A stored cross-site scripting (XSS) vulnerability exists in the Altium Support Center AddComment endpoint due to missing server-side input sanitization. Although the client interface applies HTML escaping, the backend accepts and stores arbitrary HTML and JavaScript supplied via modified POST requests. The injected content is rendered verbatim when support cases are viewed by other users, including support staff with elevated privileges, allowing execution of arbitrary JavaScript in the victim’s browser context.
A stored cross-site scripting (XSS) vulnerability exists in the Altium Workflow Engine due to missing server-side input sanitization in workflow form submission APIs. A regular authenticated user can inject arbitrary JavaScript into workflow data. When an administrator views the affected workflow, the injected payload executes in the administrator’s browser context, allowing privilege escalation, including creation of new administrator accounts, session token theft, and execution of administrative actions.

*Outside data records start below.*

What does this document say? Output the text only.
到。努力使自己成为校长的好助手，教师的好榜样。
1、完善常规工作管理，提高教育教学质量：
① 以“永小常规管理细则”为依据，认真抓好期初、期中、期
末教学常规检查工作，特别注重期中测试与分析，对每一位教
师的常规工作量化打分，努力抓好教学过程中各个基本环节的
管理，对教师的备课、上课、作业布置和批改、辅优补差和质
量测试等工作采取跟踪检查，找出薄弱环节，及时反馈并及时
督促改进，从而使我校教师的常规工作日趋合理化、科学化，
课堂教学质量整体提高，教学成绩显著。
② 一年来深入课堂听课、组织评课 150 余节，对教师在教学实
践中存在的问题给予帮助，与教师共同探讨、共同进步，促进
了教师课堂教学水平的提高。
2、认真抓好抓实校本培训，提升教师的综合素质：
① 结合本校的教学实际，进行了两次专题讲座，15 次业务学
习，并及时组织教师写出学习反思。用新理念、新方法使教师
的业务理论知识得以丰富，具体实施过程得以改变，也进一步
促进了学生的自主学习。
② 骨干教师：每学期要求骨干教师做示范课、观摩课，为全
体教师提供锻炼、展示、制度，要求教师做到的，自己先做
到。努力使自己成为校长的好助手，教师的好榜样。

A stored cross-site scripting (XSS) vulnerability exists in the Altium Forum due to missing server-side input sanitization in forum post content. An authenticated attacker can inject arbitrary JavaScript into forum posts, which is stored and executed when other users view the affected post. Successful exploitation allows the attacker’s payload to execute in the context of the victim’s authenticated Altium 365 session, enabling unauthorized access to workspace data, including design files and workspace settings. Exploitation requires user interaction to view a malicious forum post.
A stored cross-site scripting (XSS) vulnerability exists in the user profile text fields of Altium 365. Insufficient server-side input sanitization allows authenticated users to inject arbitrary HTML and JavaScript payloads using whitespace-based attribute parsing bypass techniques. The injected payload is persisted and executed when other users view the affected profile page, potentially allowing session token theft, phishing attacks, or malicious redirects. Exploitation requires an authenticated account and user interaction to view the crafted profile.
Two path traversal vulnerabilities in the Network Installation Service (NIS) of Altium Enterprise Server allow an unauthenticated network attacker to write arbitrary files to any writable location on the server filesystem and to read package archive files from the server. No authentication, session, or credentials are required. Because content-controlled files can be written to web-accessible directories, or used to overwrite application binaries or configuration files, exploitation can be escalated to remote code execution in the context of the service account, and can disclose deployment package contents. Altium 365 cloud deployments are not affected, as the Network Installation Service is not part of the cloud offering.